Open gevro opened 1 year ago
Anything is possible of course, but unfortunately I am not made of time. I would consider a pull request for this enhancement if it was minimally disruptive to current code. For the (very) small IGV team "there are technologies that can produce this" is not a high enough threshold to prioritize, there needs to be a significant user community actually using it.
Thanks. Understood. How do you all generally assess how many in the community may use a potential feature? Is there a survey sent periodically to users to which this feature could be posed? It is hard for me to know how many may need this. It would be nice if github itself had a feature voting page!
I do not code well enough to attempt this, but I think that with Nanopore and Pacbio's recent advances in sequencing multiple modifications (which the SAM spec anticipated) that this will increasingly occur.
We cannot do surveys, we don't even have contact info, but generally we are pretty plugged into the community. Generally we rely on guidance from Oxford Nanopore and Pacbio development teams, requests here and in the igv-help forum, and citations of IGV for particular features.
Ok. Well, I assume this will be considered as one vote for this feature, and if other users agree, perhaps they can comment here on this thread. I'm happy to help in other ways and wish I knew how to code this to be able to help - sorry!
Related to this: Thanks very much to @jrobinso and the devs for all of the great work on incorporating base modifications. A method that's quite important to the genome replication community is labelling nascent DNA with thymidine analogues BrdU and EdU. We and others have done quite a bit of work using the ONT platform for this (https://www.biorxiv.org/content/10.1101/2022.09.22.509021v1) and a new version of our tool (https://github.com/MBoemo/DNAscent) will output BrdU and EdU calls as modbam. We could, in theory, visualise these by pretending they're one of the other modified bases that IGV currently supports but I think it would be better to do this properly. There's no single-letter code defined for these analogues, but we could use ChEBI IDs. Would you be happy to consider a pull request if I put these in?

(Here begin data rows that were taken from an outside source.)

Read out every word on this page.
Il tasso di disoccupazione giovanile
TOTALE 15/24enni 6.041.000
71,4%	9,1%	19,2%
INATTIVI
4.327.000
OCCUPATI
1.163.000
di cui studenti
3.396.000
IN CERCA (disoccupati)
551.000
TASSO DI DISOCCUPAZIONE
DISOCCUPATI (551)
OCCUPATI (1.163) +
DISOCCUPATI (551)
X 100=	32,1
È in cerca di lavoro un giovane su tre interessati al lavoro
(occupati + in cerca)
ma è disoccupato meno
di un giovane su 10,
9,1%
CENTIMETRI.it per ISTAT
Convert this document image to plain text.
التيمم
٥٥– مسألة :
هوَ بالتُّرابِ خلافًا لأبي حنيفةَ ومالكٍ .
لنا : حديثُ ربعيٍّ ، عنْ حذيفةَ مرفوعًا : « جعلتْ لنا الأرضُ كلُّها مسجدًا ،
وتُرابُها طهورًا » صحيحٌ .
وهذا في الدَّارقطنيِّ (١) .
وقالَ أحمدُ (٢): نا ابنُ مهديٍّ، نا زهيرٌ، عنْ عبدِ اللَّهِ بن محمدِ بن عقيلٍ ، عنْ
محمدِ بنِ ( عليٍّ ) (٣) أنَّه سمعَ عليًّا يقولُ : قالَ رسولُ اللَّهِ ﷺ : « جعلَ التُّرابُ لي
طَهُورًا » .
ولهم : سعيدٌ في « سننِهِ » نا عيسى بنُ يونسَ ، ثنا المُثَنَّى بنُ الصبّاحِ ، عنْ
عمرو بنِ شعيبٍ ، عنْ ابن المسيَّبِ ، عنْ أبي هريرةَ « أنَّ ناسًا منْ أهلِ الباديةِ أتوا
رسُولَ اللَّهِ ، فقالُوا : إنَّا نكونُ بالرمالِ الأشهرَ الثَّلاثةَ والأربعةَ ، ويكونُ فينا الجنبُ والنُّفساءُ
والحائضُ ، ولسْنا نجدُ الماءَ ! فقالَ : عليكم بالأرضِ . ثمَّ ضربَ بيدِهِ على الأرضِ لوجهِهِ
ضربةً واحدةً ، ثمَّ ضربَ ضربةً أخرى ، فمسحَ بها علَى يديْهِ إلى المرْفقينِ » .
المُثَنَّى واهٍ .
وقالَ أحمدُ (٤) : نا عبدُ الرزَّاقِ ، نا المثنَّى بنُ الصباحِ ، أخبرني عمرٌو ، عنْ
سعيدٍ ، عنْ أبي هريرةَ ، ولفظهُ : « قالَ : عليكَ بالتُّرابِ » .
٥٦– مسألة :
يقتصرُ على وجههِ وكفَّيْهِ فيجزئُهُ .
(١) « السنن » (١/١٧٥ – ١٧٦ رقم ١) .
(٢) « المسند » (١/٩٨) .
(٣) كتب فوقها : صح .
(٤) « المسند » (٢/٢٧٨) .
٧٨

It should (nearly) just work, have you tried? If not could you give me a small example file. There are probably a few places where there is some hardcoded assumption its a known modification.
Hi all, Just to add, the original suggestion was to visualize multiple modifications simultaneously (with a legend). That will become an increasingly common situation I think, as multiple modifications are called by PacBio and nanopore sequencing.
Everything works as expected if, for instance, we put "N+b?" and "N+e?" in the MM tag for BrdU and EdU, respectively. Then we can pick colours via Preferences --> Base Mods --> Modified base colours and visualise them that way. The slightly sketchy thing about that is that IGV then calls them 5fU and 5caU which isn't correct.
I took a quick look earlier and I think (hopefully not famous last words) that this could be implemented by adding only a few lines of code.
Yes I agree @gevro - we could probably put two new modified bases in quite easily, but then we'll have to go through this again every time there's a new one in the future.
@MBoemo I also looked briefly and yes, it needs a few lines of code. A PR would be welcome, along with an example file for testing.
Hi, Is there a possibility of IGV adding the ability to visualize multiple different modifications (ML / MM tags) simultaneously? For example, each MOD in a different color, with a legend.
SAM specs allows for multiple different mods, and there are technologies that can produce this. So I think it would be really good to have this.